Young children and HIV-positive individuals are at high risk of developing tuberculosis (TB) disease following exposure and infection to the Mycobacterium tuberculosis (M. tb) bacteria. In the absence of appropriate preventive therapy, M.tb-infected children under the age of five have a 50% risk of developing TB. More than 90% of children that are exposed to M.tb and who progress to disease, will do so within 12 months while the majority of the remainder will progress in the next 12 months.

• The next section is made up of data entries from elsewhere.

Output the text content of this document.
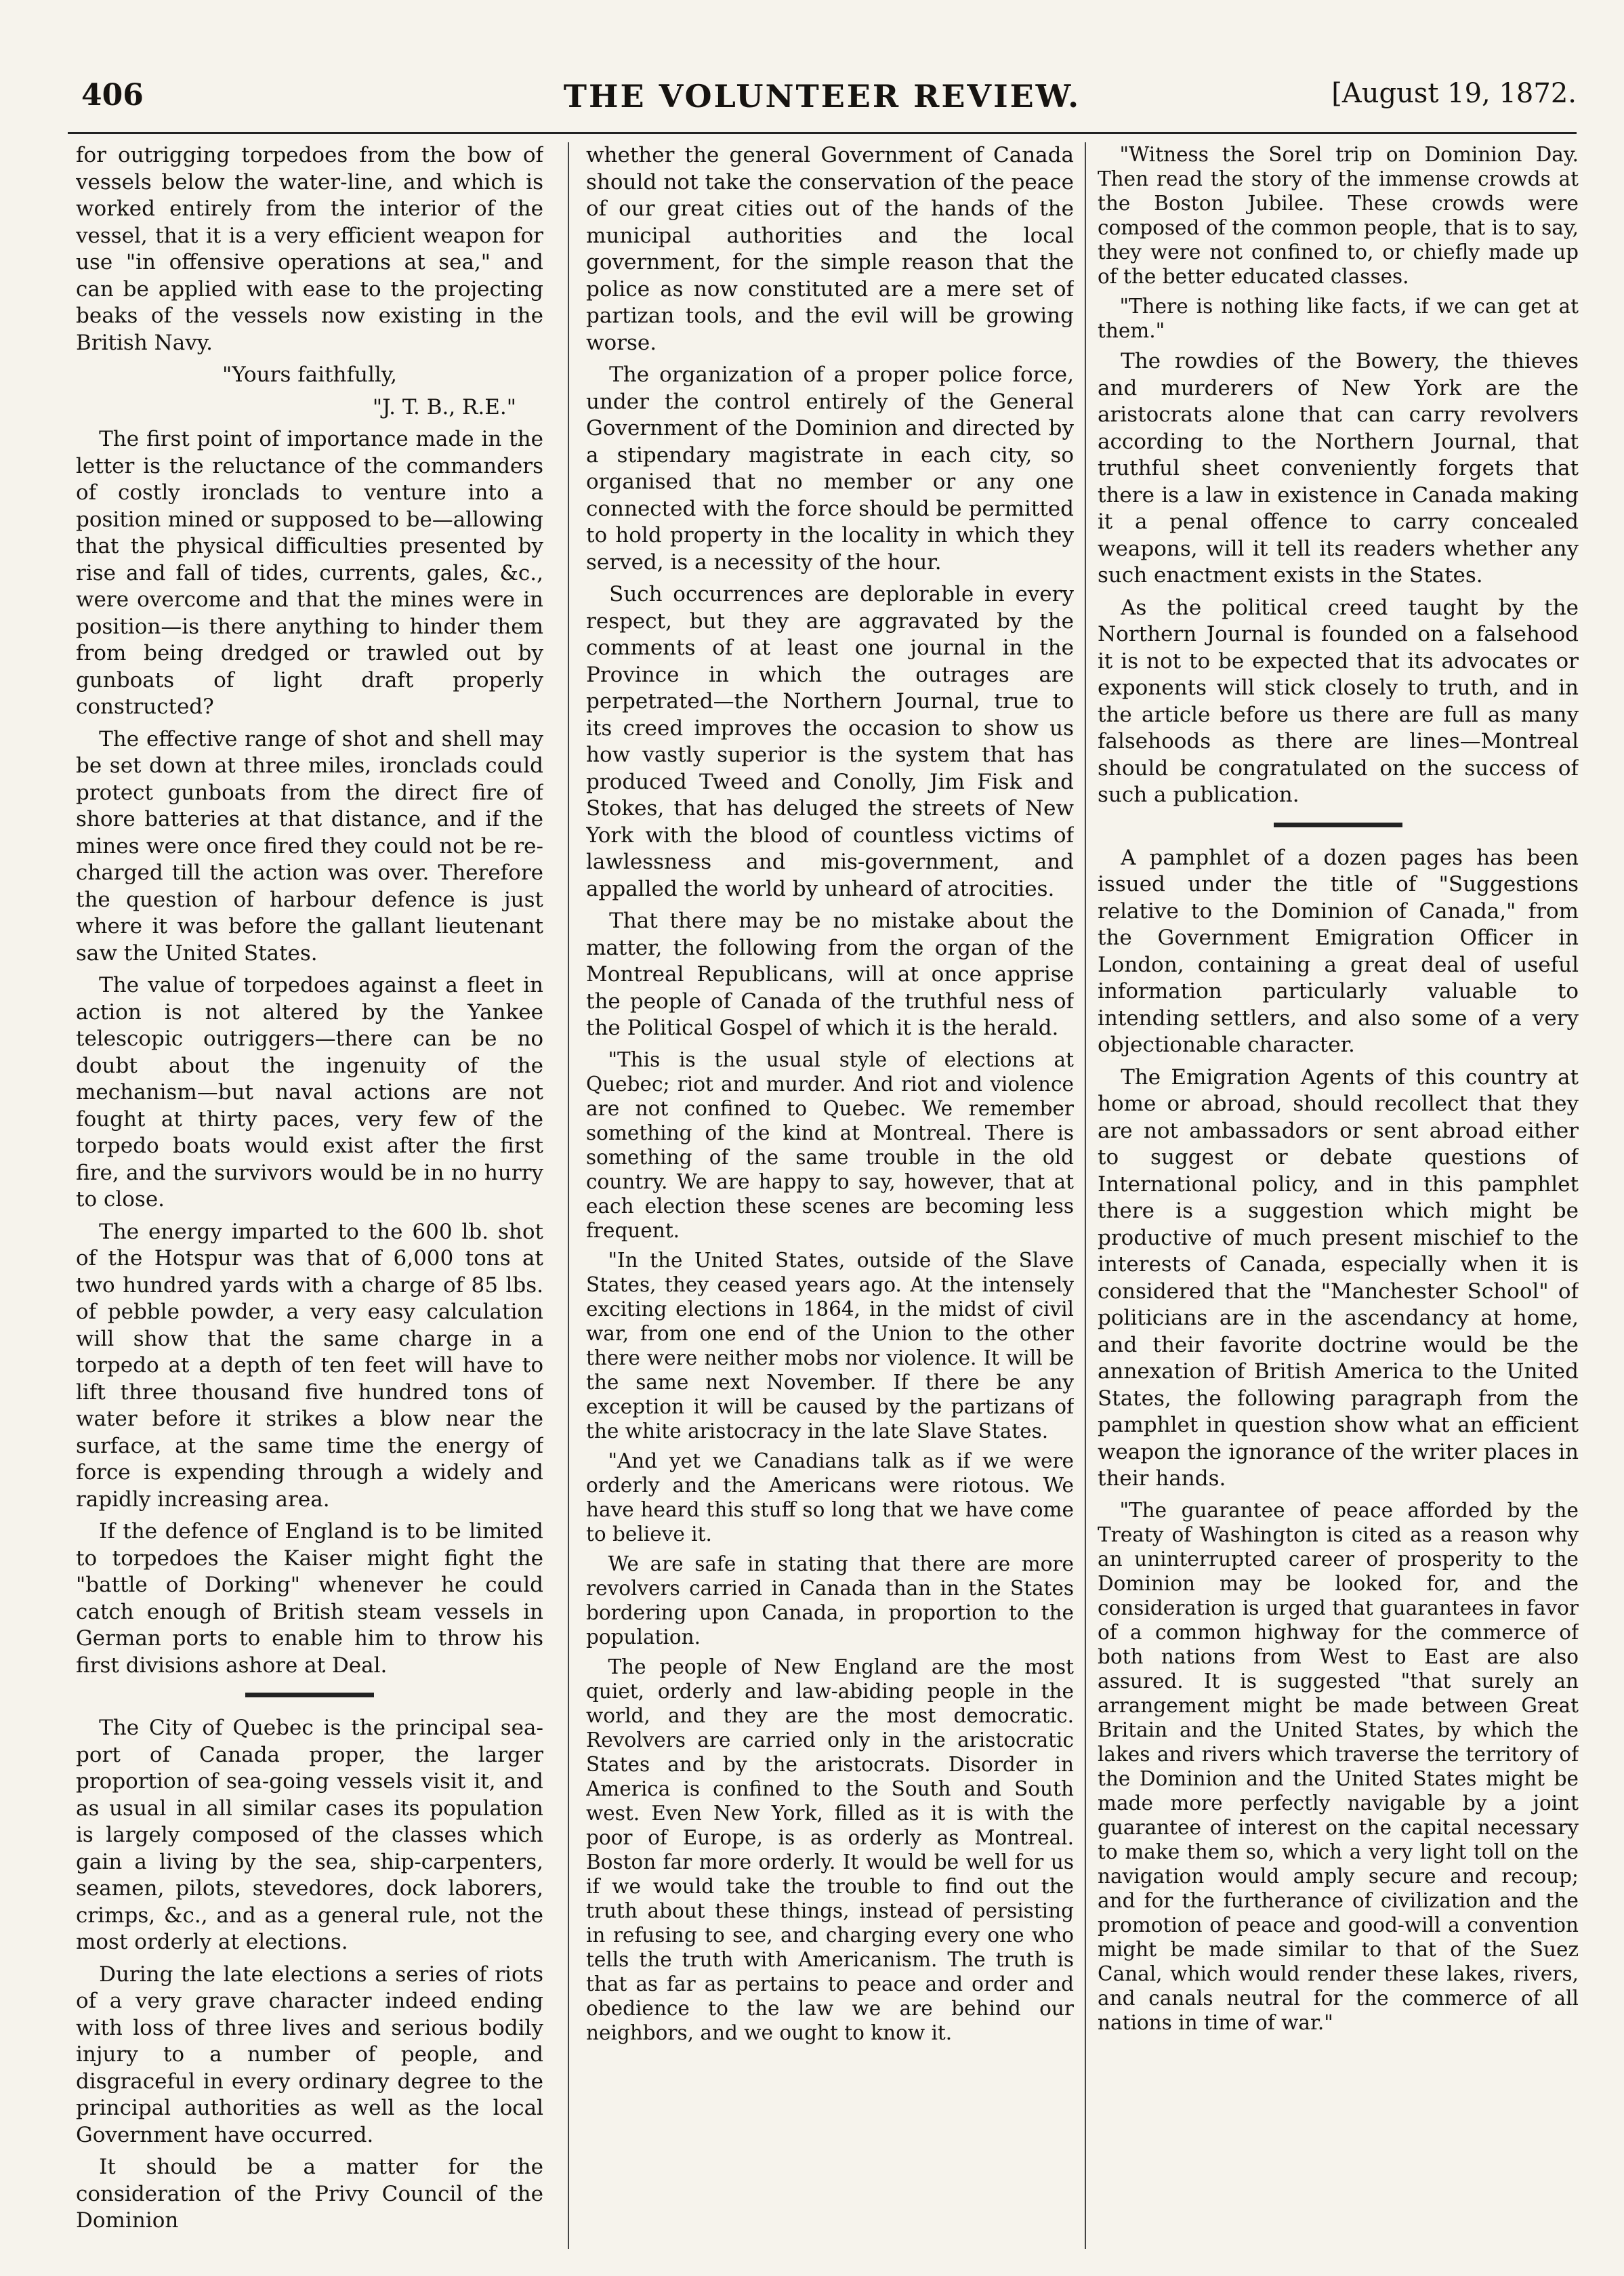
406	THE VOLUNTEER REVIEW.	[August 19, 1872.

for outrigging torpedoes from the bow of vessels below the water-line, and which is worked entirely from the interior of the vessel, that it is a very efficient weapon for use "in offensive operations at sea," and can be applied with ease to the projecting beaks of the vessels now existing in the British Navy.

"Yours faithfully,

"J. T. B., R.E."

The first point of importance made in the letter is the reluctance of the commanders of costly ironclads to venture into a position mined or supposed to be—allowing that the physical difficulties presented by rise and fall of tides, currents, gales, &c., were overcome and that the mines were in position—is there anything to hinder them from being dredged or trawled out by gunboats of light draft properly constructed?

The effective range of shot and shell may be set down at three miles, ironclads could protect gunboats from the direct fire of shore batteries at that distance, and if the mines were once fired they could not be re-charged till the action was over. Therefore the question of harbour defence is just where it was before the gallant lieutenant saw the United States.

The value of torpedoes against a fleet in action is not altered by the Yankee telescopic outriggers—there can be no doubt about the ingenuity of the mechanism—but naval actions are not fought at thirty paces, very few of the torpedo boats would exist after the first fire, and the survivors would be in no hurry to close.

The energy imparted to the 600 lb. shot of the Hotspur was that of 6,000 tons at two hundred yards with a charge of 85 lbs. of pebble powder, a very easy calculation will show that the same charge in a torpedo at a depth of ten feet will have to lift three thousand five hundred tons of water before it strikes a blow near the surface, at the same time the energy of force is expending through a widely and rapidly increasing area.

If the defence of England is to be limited to torpedoes the Kaiser might fight the "battle of Dorking" whenever he could catch enough of British steam vessels in German ports to enable him to throw his first divisions ashore at Deal.

The City of Quebec is the principal sea-port of Canada proper, the larger proportion of sea-going vessels visit it, and as usual in all similar cases its population is largely composed of the classes which gain a living by the sea, ship-carpenters, seamen, pilots, stevedores, dock laborers, crimps, &c., and as a general rule, not the most orderly at elections.

During the late elections a series of riots of a very grave character indeed ending with loss of three lives and serious bodily injury to a number of people, and disgraceful in every ordinary degree to the principal authorities as well as the local Government have occurred.

It should be a matter for the consideration of the Privy Council of the Dominion

whether the general Government of Canada should not take the conservation of the peace of our great cities out of the hands of the municipal authorities and the local government, for the simple reason that the police as now constituted are a mere set of partizan tools, and the evil will be growing worse.

The organization of a proper police force, under the control entirely of the General Government of the Dominion and directed by a stipendary magistrate in each city, so organised that no member or any one connected with the force should be permitted to hold property in the locality in which they served, is a necessity of the hour.

Such occurrences are deplorable in every respect, but they are aggravated by the comments of at least one journal in the Province in which the outrages are perpetrated—the Northern Journal, true to its creed improves the occasion to show us how vastly superior is the system that has produced Tweed and Conolly, Jim Fisk and Stokes, that has deluged the streets of New York with the blood of countless victims of lawlessness and mis-government, and appalled the world by unheard of atrocities.

That there may be no mistake about the matter, the following from the organ of the Montreal Republicans, will at once apprise the people of Canada of the truthful ness of the Political Gospel of which it is the herald.

"This is the usual style of elections at Quebec; riot and murder. And riot and violence are not confined to Quebec. We remember something of the kind at Montreal. There is something of the same trouble in the old country. We are happy to say, however, that at each election these scenes are becoming less frequent.

"In the United States, outside of the Slave States, they ceased years ago. At the intensely exciting elections in 1864, in the midst of civil war, from one end of the Union to the other there were neither mobs nor violence. It will be the same next November. If there be any exception it will be caused by the partizans of the white aristocracy in the late Slave States.

"And yet we Canadians talk as if we were orderly and the Americans were riotous. We have heard this stuff so long that we have come to believe it.

We are safe in stating that there are more revolvers carried in Canada than in the States bordering upon Canada, in proportion to the population.

The people of New England are the most quiet, orderly and law-abiding people in the world, and they are the most democratic. Revolvers are carried only in the aristocratic States and by the aristocrats. Disorder in America is confined to the South and South west. Even New York, filled as it is with the poor of Europe, is as orderly as Montreal. Boston far more orderly. It would be well for us if we would take the trouble to find out the truth about these things, instead of persisting in refusing to see, and charging every one who tells the truth with Americanism. The truth is that as far as pertains to peace and order and obedience to the law we are behind our neighbors, and we ought to know it.

"Witness the Sorel trip on Dominion Day. Then read the story of the immense crowds at the Boston Jubilee. These crowds were composed of the common people, that is to say, they were not confined to, or chiefly made up of the better educated classes.

"There is nothing like facts, if we can get at them."

The rowdies of the Bowery, the thieves and murderers of New York are the aristocrats alone that can carry revolvers according to the Northern Journal, that truthful sheet conveniently forgets that there is a law in existence in Canada making it a penal offence to carry concealed weapons, will it tell its readers whether any such enactment exists in the States.

As the political creed taught by the Northern Journal is founded on a falsehood it is not to be expected that its advocates or exponents will stick closely to truth, and in the article before us there are full as many falsehoods as there are lines—Montreal should be congratulated on the success of such a publication.

A pamphlet of a dozen pages has been issued under the title of "Suggestions relative to the Dominion of Canada," from the Government Emigration Officer in London, containing a great deal of useful information particularly valuable to intending settlers, and also some of a very objectionable character.

The Emigration Agents of this country at home or abroad, should recollect that they are not ambassadors or sent abroad either to suggest or debate questions of International policy, and in this pamphlet there is a suggestion which might be productive of much present mischief to the interests of Canada, especially when it is considered that the "Manchester School" of politicians are in the ascendancy at home, and their favorite doctrine would be the annexation of British America to the United States, the following paragraph from the pamphlet in question show what an efficient weapon the ignorance of the writer places in their hands.

"The guarantee of peace afforded by the Treaty of Washington is cited as a reason why an uninterrupted career of prosperity to the Dominion may be looked for, and the consideration is urged that guarantees in favor of a common highway for the commerce of both nations from West to East are also assured. It is suggested "that surely an arrangement might be made between Great Britain and the United States, by which the lakes and rivers which traverse the territory of the Dominion and the United States might be made more perfectly navigable by a joint guarantee of interest on the capital necessary to make them so, which a very light toll on the navigation would amply secure and recoup; and for the furtherance of civilization and the promotion of peace and good-will a convention might be made similar to that of the Suez Canal, which would render these lakes, rivers, and canals neutral for the commerce of all nations in time of war."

On a global scale, approximately 1.2 million children contract TB every year, with an estimated 200,000 children needlessly dying from the disease. There is also an increase in drug-resistant TB (DR-TB) which is expensive to treat and frequently requires prolonged hospitalisation. Children are often left for months at a time in hospitals far away from their families.
Prevention of DR-TB in children is therefore of paramount importance. To this end, the United States Centers for Disease Control (CDC) identified the need for a preventive therapy trial for contacts of DR-TB in 1992. Since then, numerous international agencies have also recommended that such a trial should be a global health priority but none have been conducted to date, despite the global increase in DR-TB.
THINK is proudly participating in the TB-CHAMP paediatric trial assessing levofloxacin as a preventive therapy for DR-TB exposed children under the age of 18 years. On the 17th of November 2021 the first paediatric patients were screened for the trial since starting the process of applying for the trial almost a year ago.